Vient ensuite l’indicateur de « parité dans les 10 meilleures rémunérations ». Il représente la parité au sein des 10 meilleures rémunérations d’une entreprise. Cette-fois ci, 43% des entreprises obtiennent la note de 0 en affichant moins de 2 femmes dans leur top 10. Un autre chiffre inquiétant, 1340 entreprises n’ont réalisé aucune amélioration sur cet indicateur durant les 3 dernières années.

A noter que le ministère du travail met à disposition sur son site internet les résultats des entreprises. Des recherches par nom, région, secteur d’activité… peuvent être effectuées librement.

Index égalité professionnelle : le bilan de l’inspection du travail

En collaboration avec l’inspection du travail, le ministère du travail à listé le bilan des actions correctives à mener. Pour les entreprises ne respectant pas les règles.

Depuis 2019, 17500 interventions ont été réalisées en entreprise et 300 mises en demeure en ont découlées. De plus, 11 pénalités financières ont été attribuées aux entreprises n’ayant pas publié leur Index d’égalité professionnelle.

Ainsi, deux types de pénalités peuvent être appliquées. Premièrement, l’entreprise ne publie pas les écarts de rémunération ou ne met pas en place de mesures correctives. Dans ce cas, l’inspection du travail pourra lui imposer de publier ces informations sous un délai de 1 mois sous risque d’une pénalité. Les 11 pénalités citées précédemment sont dues à ce manquement.

Deuxièmement, si une entreprise obtient un résultat insuffisant et ne met aucune action correctrice en place durant 3 ans, elle pourra être sanctionnée. A ce jour, 54 entreprises affichent une note inférieure à 75 points sur 3 ans. Celles-ci vont être les premières à connaître des sanctions si elles n’entament aucune action d’ici 2022.

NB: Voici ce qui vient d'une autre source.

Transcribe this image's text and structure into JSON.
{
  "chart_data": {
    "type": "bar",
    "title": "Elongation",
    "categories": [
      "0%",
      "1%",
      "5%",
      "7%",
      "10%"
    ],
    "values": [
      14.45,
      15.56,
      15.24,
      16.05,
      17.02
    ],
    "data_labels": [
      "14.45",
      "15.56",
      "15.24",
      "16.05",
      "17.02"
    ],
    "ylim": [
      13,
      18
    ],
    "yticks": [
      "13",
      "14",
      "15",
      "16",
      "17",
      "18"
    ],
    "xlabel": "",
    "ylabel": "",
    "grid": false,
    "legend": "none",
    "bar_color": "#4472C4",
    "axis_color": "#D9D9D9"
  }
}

Index égalité professionnelle : les changements à venir

Afin de mesurer la part des femmes au sein des cadres à plus fortes responsabilités, un nouvel indicateur va être instauré. Un travail est en cours entre parlementaires et partenaires sociaux sur ce sujet.

De plus, un décret publié récemment oblige les entreprises à accentuer la visibilité de leur note sur leur site internet, tout en listant le détail de sa composition par indicateur. Si la société ne dispose pas de site, elle devra faire en sorte d’utiliser tout autre moyen pour porter à la connaissance de ces salariés cette note et son détail.

Une nouveauté vient s’ajouter avec la durée de visibilité des notations en ligne. Les résultats d’une entreprise devront ainsi rester publiés toute l’année jusqu’à la publication de nouveaux résultats. Aucune durée minimale de publication n’était jusque-là imposée.

Pour conclure, nous soulignerons le fait que ces nouvelles mesures seront applicables aux résultats 2021 avec une certaine indulgence dans les délais d’application. Ainsi, la publication des résultats de manière visible devra être faite au plus tard le 1er mai 2021 et le détail de chaque indicateur devra être publié au plus tard le 1er juin 2021.